Drinking caffeine later in the day will leave you wired, and will make you struggle with falling asleep.
9. Use a Sleep App
Consider downloading a sleep app like Sleep Cycle that analyzes your sleep cycle while you sleep and will wake you up at the most optimum time depending on your alarm.
This allows you to analyze your sleep habits and see what changes are helping get you better sleep.
10. Eat a Healthy Breakfast
Be sure to eat a nutritious breakfast first thing in the morning. Your body has been fasting for the past 7 + hours and needs fuel! Consume lots of protein, fruits, and veggies. Be sure to drink at least 8 oz. of water upon waking as well!
11. Shower First Thing in the Morning
Hop in the shower and feel refreshed with a morning shower. The warm water helps to wake you up and leaves you feeling fresh and alert for the day.
12. Find an Accountability Partner
You don’t have to wake up early alone. See if your partner or a friend would want to also start waking up early with you.
You can message each-other in the morning to make sure that you are both up, share insight on your progress, and maybe even hit the gym or take a walk together in the mornings.
13. Have a Nightly Wind-Down Routine
An hour or two before bed you should have a routine that signals to your body that you are ready for sleep. It can be as simple as brushing and flossing your teeth.
You can spice it up with a bath or reading a chapter out of your current book.

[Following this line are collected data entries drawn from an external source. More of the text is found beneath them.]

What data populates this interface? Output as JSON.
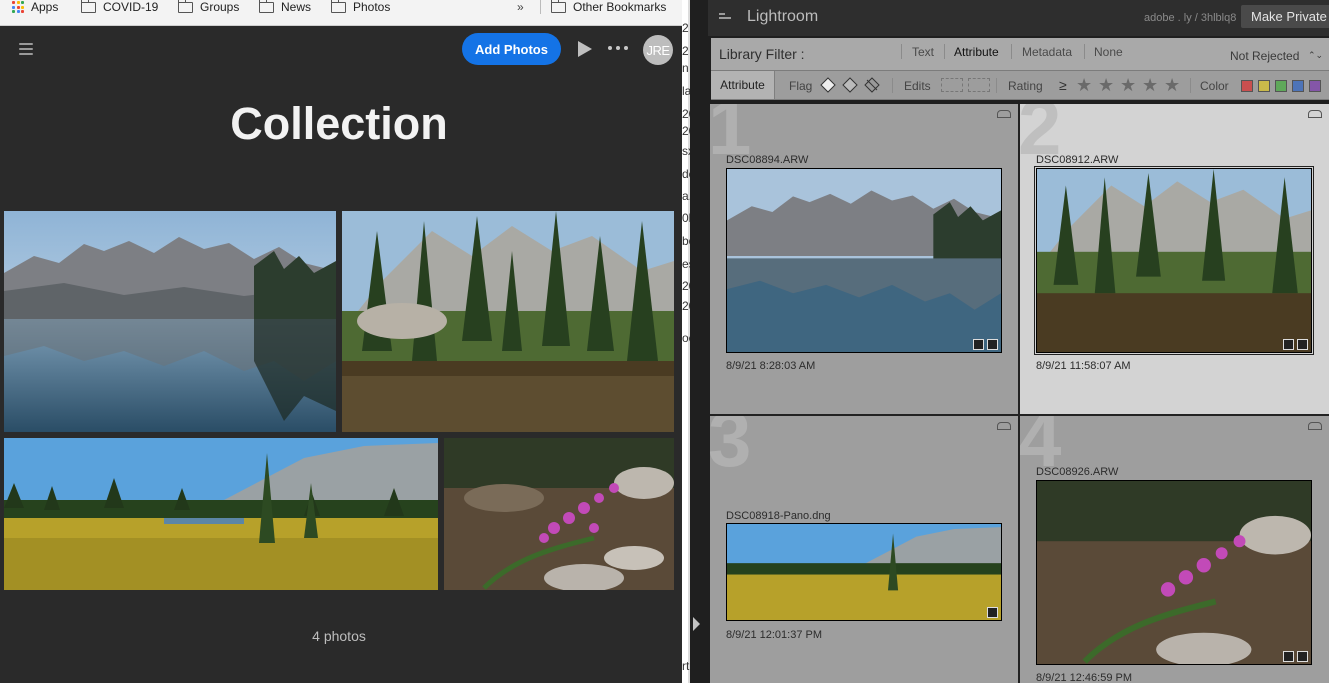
{
  "bookmarks": {
    "apps_label": "Apps",
    "items": [
      "COVID-19",
      "Groups",
      "News",
      "Photos"
    ],
    "overflow": "»",
    "other": "Other Bookmarks"
  },
  "header": {
    "add_label": "Add Photos",
    "avatar_initials": "JRE"
  },
  "collection": {
    "title": "Collection",
    "count": "4 photos"
  },
  "strip_fragments": [
    "2",
    "2",
    "n",
    "la",
    "20",
    "20",
    "sx",
    "dc",
    "a.x",
    "0k",
    "bo",
    "es",
    "20",
    "20",
    "oe",
    "rt"
  ],
  "lightroom": {
    "title": "Lightroom",
    "share_url": "adobe . ly / 3hlblq8",
    "make_private": "Make Private",
    "library_filter": {
      "label": "Library Filter :",
      "options": [
        "Text",
        "Attribute",
        "Metadata",
        "None"
      ],
      "active": "Attribute",
      "dropdown": "Not Rejected"
    },
    "attribute_bar": {
      "tab": "Attribute",
      "flag": "Flag",
      "edits": "Edits",
      "rating": "Rating",
      "rating_op": "≥",
      "color": "Color",
      "swatches": [
        "#c94f4f",
        "#c9b94a",
        "#5fa85a",
        "#4d74b8",
        "#8456a8"
      ]
    },
    "cells": [
      {
        "num": "1",
        "name": "DSC08894.ARW",
        "date": "8/9/21 8:28:03 AM"
      },
      {
        "num": "2",
        "name": "DSC08912.ARW",
        "date": "8/9/21 11:58:07 AM"
      },
      {
        "num": "3",
        "name": "DSC08918-Pano.dng",
        "date": "8/9/21 12:01:37 PM"
      },
      {
        "num": "4",
        "name": "DSC08926.ARW",
        "date": "8/9/21 12:46:59 PM"
      }
    ]
  }
}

14. Consider Natural Supplementation to Help With Sleep Quality
Natural supplements like melatonin safely help you to fall asleep and stay asleep. Be sure to read all directions and check with your doctor if it’s okay for you to use.
15. Pick a Wake-Up Time To Gradually Move Up To
When you decide on your wake time, let’s say 6:00 AM, gradually move up to that time instead of going cold turkey.
If you wake up at 7:00 AM now, move back your wake-up time 15 minutes everyday until you reach 6:00 AM. This will make waking up earlier feel a lot easier.
So, when it comes to waking up early, taking a look at your current habits and making small adjustments will make all the difference in your experience.
Making healthier choices and habits will certainly make waking up earlier an enjoyable and productive experience!